A number of other changes to mass agriculture will also come into effect in January, including tracking sheep and goats, as well as greater restrictions on pesticides and more assistance available to farmers in the instance of drought. 

In industrial farming across the globe, male chicks are typically shredded a day after birth as they do not lay eggs and are of little value in factory farms. 

Although the practice is relatively rare in Switzerland, it will be formally forbidden from January 2020. 

READ: Germany allows the shredding of live chicks to continue

The law does include some exceptions for smaller egg producers, however if male chicks are to be put to death, this must now be done with CO2 gas. 

The Swiss House of Representatives, when passing the law, called the practice “absurd”. 

Technology exists which can determine a chick’s sex just nine days into incubation. Although this is used in the United States, Germany and elsewhere, it is as yet not widespread in Switzerland. 

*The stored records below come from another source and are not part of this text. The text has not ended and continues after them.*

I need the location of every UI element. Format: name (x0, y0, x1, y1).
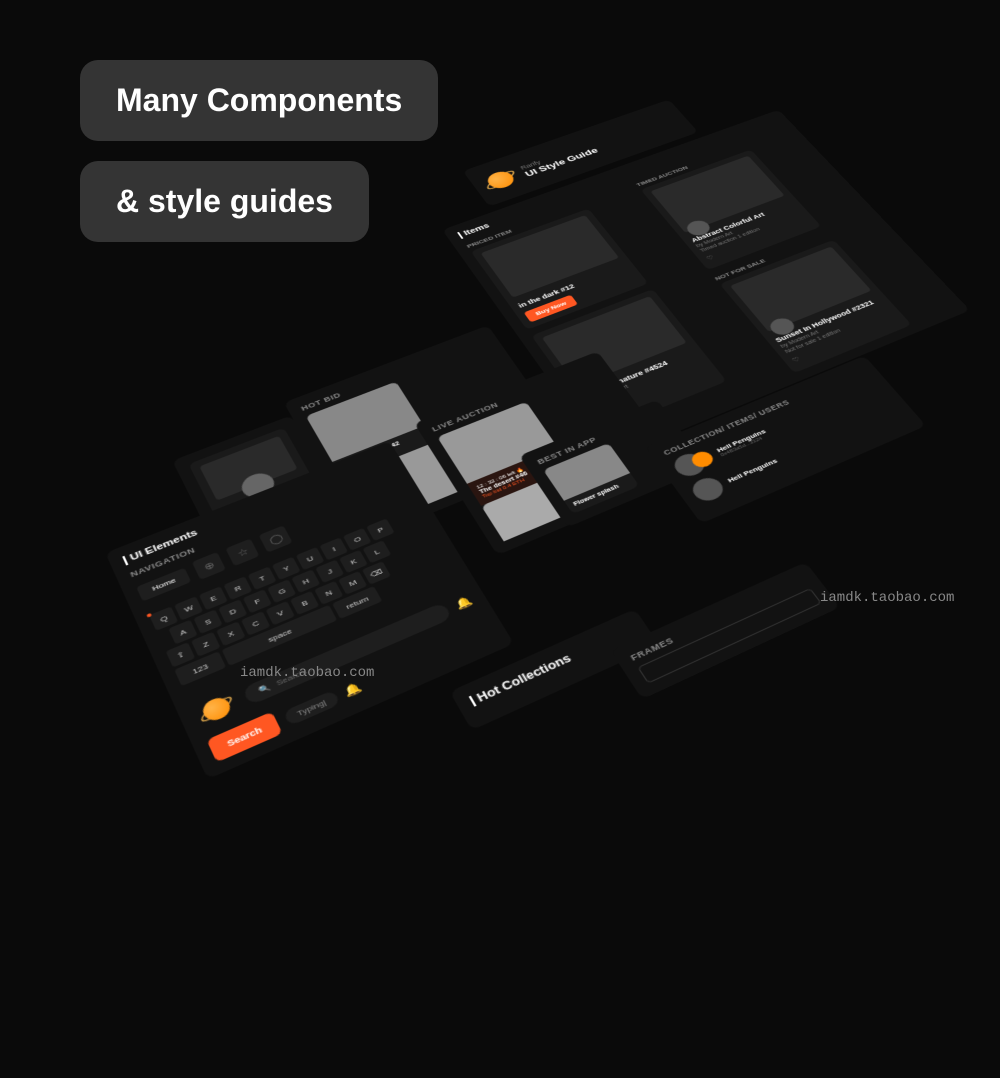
like-badge[interactable]: ♡ (791, 356, 802, 364)
watermark: iamdk.taobao.com (240, 665, 374, 681)
overlay-line2: & style guides (80, 161, 369, 242)
watermark: iamdk.taobao.com (820, 590, 954, 606)
avatar (688, 474, 728, 504)
overlay-line1: Many Components (80, 60, 438, 141)
bell-icon[interactable]: 🔔 (342, 680, 364, 699)
star-icon[interactable]: ☆ (226, 538, 260, 566)
planet-icon (195, 690, 239, 728)
user-icon[interactable]: ◯ (259, 525, 293, 552)
bell-icon[interactable]: 🔔 (453, 594, 475, 611)
compass-icon[interactable]: ⊕ (192, 552, 226, 580)
like-badge[interactable]: ♡ (705, 254, 715, 261)
search-icon: 🔍 (257, 682, 272, 694)
item-image (481, 215, 619, 298)
frame-placeholder (637, 588, 822, 684)
overlay-badges: Many Components & style guides (80, 60, 438, 262)
collection-name: Hell Penguins (726, 457, 779, 484)
planet-logo-icon (479, 166, 522, 194)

Pesticide restrictions, helicopters for thirsty cows

The Swiss government has made army helicopters available to transport water for cattle in the instance of drought. 

Switzerland’s central animal trafficking database will now also track sheep and goats, with the animals to be given tracking ear tags. 

Furthermore, there will be restrictions on certain pesticides, with the carcinogenic Chlorothalonil banned from January onwards.